Warren's plan does resemble existing federal and state subsidy programs in that it targets grant funding to "unserved" and "underserved" areas that have historically been defined based on maps of current providers' advertised "broadband speeds" -- and not whether fiber to the premise infrastructure is in place. Warren calls for more accurate maps, voicing the concern of many public policymakers they significantly overstate what's on the ground in a given community or address.

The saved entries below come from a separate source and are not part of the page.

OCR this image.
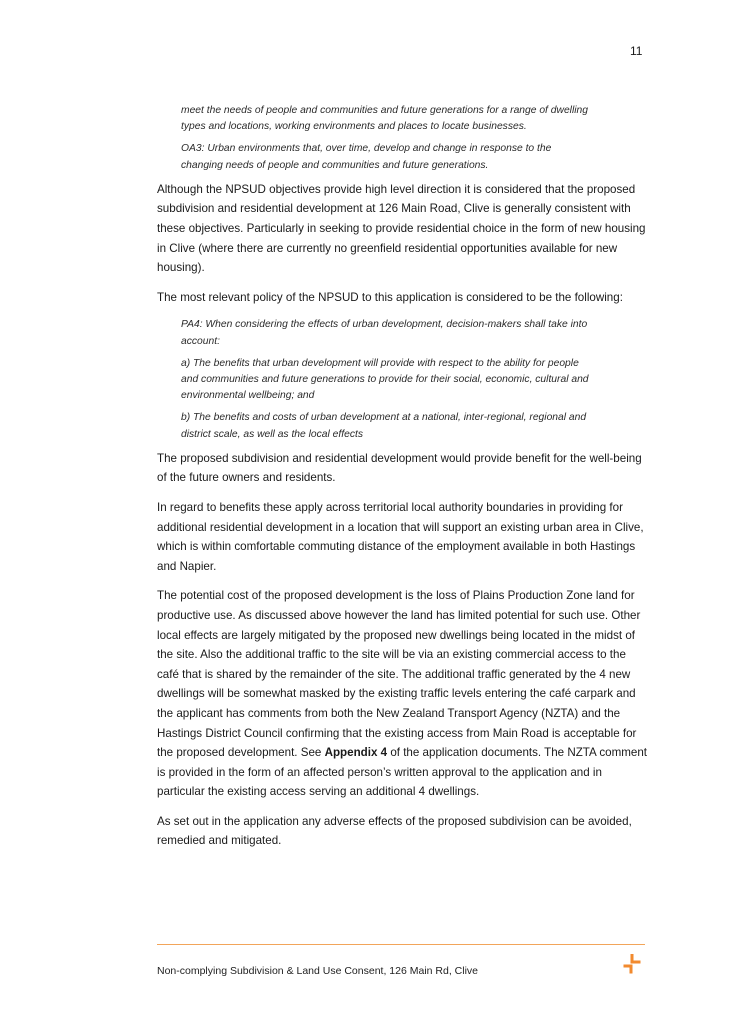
11

meet the needs of people and communities and future generations for a range of dwelling types and locations, working environments and places to locate businesses.

OA3: Urban environments that, over time, develop and change in response to the changing needs of people and communities and future generations.

Although the NPSUD objectives provide high level direction it is considered that the proposed subdivision and residential development at 126 Main Road, Clive is generally consistent with these objectives. Particularly in seeking to provide residential choice in the form of new housing in Clive (where there are currently no greenfield residential opportunities available for new housing).

The most relevant policy of the NPSUD to this application is considered to be the following:

PA4: When considering the effects of urban development, decision-makers shall take into account:

a) The benefits that urban development will provide with respect to the ability for people and communities and future generations to provide for their social, economic, cultural and environmental wellbeing; and

b) The benefits and costs of urban development at a national, inter-regional, regional and district scale, as well as the local effects

The proposed subdivision and residential development would provide benefit for the well-being of the future owners and residents.

In regard to benefits these apply across territorial local authority boundaries in providing for additional residential development in a location that will support an existing urban area in Clive, which is within comfortable commuting distance of the employment available in both Hastings and Napier.

The potential cost of the proposed development is the loss of Plains Production Zone land for productive use. As discussed above however the land has limited potential for such use. Other local effects are largely mitigated by the proposed new dwellings being located in the midst of the site. Also the additional traffic to the site will be via an existing commercial access to the café that is shared by the remainder of the site. The additional traffic generated by the 4 new dwellings will be somewhat masked by the existing traffic levels entering the café carpark and the applicant has comments from both the New Zealand Transport Agency (NZTA) and the Hastings District Council confirming that the existing access from Main Road is acceptable for the proposed development. See Appendix 4 of the application documents. The NZTA comment is provided in the form of an affected person’s written approval to the application and in particular the existing access serving an additional 4 dwellings.

As set out in the application any adverse effects of the proposed subdivision can be avoided, remedied and mitigated.

Non-complying Subdivision & Land Use Consent, 126 Main Rd, Clive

Warren should steer clear of this "broadband speed" trap and avoid the sticky wicket of "broadband mapping" which has largely served to protect the service area "footprints" of legacy incumbent telephone and cable companies by creating controversy and delay. In order to create a true public option, all areas of the nation should be eligible for the grants. Particularly given that the vast majority of households lack fiber connections, with an only an estimated 11 million households out of 126 million having them and 75 percent of the nation's census blocks without them. A nationwide public fiber option would cost considerably more than the $85 billion Warren would ask Congress to appropriate. But it's a good start.